I just added a simple login using tornado.web.authenticated based off of some tutorials online. Unfortunately, after logging out successfully, when I press the back button on my browser, I'm still able to see logged in pages. Is there a way to trigger the login screen for pages in the browsing history?
Edit: To clarify, I am already using the @tornado.web.authenticated annotation and it is working well for the normal use cases, but I am running into the issue that when going back using the browser's Back button, I am still able to see pages as if I were logged in. I am hoping that there is a way to address this potential security issue.
When you hit the back button after logout, your browser loads the previous page from cache. To prevent protected pages from being cached, you must set the following headers as described in this question
self.set_header('Cache-Control', 'no-cache, no-store, must-revalidate')

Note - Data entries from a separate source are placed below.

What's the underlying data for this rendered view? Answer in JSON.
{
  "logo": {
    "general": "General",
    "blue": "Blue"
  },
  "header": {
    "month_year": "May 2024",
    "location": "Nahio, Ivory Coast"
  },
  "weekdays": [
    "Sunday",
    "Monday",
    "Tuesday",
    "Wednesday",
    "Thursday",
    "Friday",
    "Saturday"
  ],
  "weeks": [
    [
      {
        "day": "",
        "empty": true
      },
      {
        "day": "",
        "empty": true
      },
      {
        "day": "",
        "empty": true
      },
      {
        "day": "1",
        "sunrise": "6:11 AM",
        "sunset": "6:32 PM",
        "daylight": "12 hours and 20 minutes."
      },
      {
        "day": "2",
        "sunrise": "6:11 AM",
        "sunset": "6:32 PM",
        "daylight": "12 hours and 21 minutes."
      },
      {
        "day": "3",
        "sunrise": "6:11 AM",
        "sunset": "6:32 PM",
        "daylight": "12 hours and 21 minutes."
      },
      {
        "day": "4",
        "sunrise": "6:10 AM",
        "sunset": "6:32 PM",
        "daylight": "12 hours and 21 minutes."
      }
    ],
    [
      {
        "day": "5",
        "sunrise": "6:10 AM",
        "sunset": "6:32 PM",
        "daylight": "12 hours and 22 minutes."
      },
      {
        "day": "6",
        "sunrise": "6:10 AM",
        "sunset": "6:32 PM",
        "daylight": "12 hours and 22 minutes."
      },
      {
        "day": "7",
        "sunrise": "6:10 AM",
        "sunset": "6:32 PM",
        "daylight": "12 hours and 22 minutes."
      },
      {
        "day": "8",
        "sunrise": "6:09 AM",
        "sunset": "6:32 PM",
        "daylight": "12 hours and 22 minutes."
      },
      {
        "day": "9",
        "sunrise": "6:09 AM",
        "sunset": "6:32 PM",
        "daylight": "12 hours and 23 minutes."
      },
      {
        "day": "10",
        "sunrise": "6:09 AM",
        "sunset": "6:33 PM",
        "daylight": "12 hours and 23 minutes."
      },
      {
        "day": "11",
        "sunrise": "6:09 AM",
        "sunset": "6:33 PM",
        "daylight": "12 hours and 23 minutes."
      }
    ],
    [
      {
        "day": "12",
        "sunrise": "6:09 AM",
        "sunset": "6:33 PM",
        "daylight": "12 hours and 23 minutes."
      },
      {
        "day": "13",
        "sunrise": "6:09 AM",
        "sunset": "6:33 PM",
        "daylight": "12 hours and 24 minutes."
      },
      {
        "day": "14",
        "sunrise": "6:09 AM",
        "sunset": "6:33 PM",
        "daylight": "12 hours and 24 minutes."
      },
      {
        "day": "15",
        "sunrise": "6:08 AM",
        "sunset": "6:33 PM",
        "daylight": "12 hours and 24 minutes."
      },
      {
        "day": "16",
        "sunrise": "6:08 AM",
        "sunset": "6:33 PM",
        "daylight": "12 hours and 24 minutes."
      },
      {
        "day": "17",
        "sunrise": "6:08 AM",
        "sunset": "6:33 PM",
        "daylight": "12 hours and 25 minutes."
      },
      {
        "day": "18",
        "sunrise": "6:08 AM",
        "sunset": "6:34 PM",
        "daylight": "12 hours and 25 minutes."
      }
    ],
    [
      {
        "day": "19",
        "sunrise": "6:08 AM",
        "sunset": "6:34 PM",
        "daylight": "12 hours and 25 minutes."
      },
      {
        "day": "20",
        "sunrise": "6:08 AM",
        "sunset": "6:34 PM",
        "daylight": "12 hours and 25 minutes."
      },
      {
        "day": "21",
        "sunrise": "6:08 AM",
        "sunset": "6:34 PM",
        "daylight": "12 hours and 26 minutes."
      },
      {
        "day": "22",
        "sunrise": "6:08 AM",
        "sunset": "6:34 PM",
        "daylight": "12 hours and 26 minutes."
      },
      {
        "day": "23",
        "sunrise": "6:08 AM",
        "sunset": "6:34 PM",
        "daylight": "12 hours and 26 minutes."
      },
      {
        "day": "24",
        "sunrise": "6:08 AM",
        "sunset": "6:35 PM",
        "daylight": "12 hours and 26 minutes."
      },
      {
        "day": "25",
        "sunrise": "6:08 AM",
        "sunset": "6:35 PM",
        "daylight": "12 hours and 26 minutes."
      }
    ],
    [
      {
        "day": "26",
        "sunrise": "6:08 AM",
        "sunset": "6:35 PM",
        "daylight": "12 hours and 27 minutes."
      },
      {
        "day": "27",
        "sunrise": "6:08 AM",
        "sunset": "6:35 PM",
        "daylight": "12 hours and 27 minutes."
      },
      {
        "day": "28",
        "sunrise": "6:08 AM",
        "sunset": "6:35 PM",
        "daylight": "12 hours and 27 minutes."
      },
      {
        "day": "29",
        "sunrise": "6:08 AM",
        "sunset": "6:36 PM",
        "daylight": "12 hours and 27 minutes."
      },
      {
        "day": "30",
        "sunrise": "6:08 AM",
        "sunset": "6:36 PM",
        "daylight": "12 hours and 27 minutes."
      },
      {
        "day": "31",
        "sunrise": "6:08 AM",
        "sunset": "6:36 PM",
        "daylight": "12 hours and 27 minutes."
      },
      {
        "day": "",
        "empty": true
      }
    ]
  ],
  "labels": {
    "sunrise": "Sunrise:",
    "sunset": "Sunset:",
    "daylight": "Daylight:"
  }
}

self.set_header('Pragma', 'no-cache')
self.set_header('Expires', '0')
You could put that in a decorator, something like:
def protected(method):
@tornado.web.authenticated
@functools.wraps(method)
def wrapper(self, *args, **kwargs):
self.set_header('Cache-Control', 'no-cache, no-store, must-revalidate')
self.set_header('Pragma', 'no-cache')
self.set_header('Expires', '0')
return method(self, *args, **kwargs)
return wrapper
Then decorate your protected pages with @protected instead of @tornado.web.authenticated.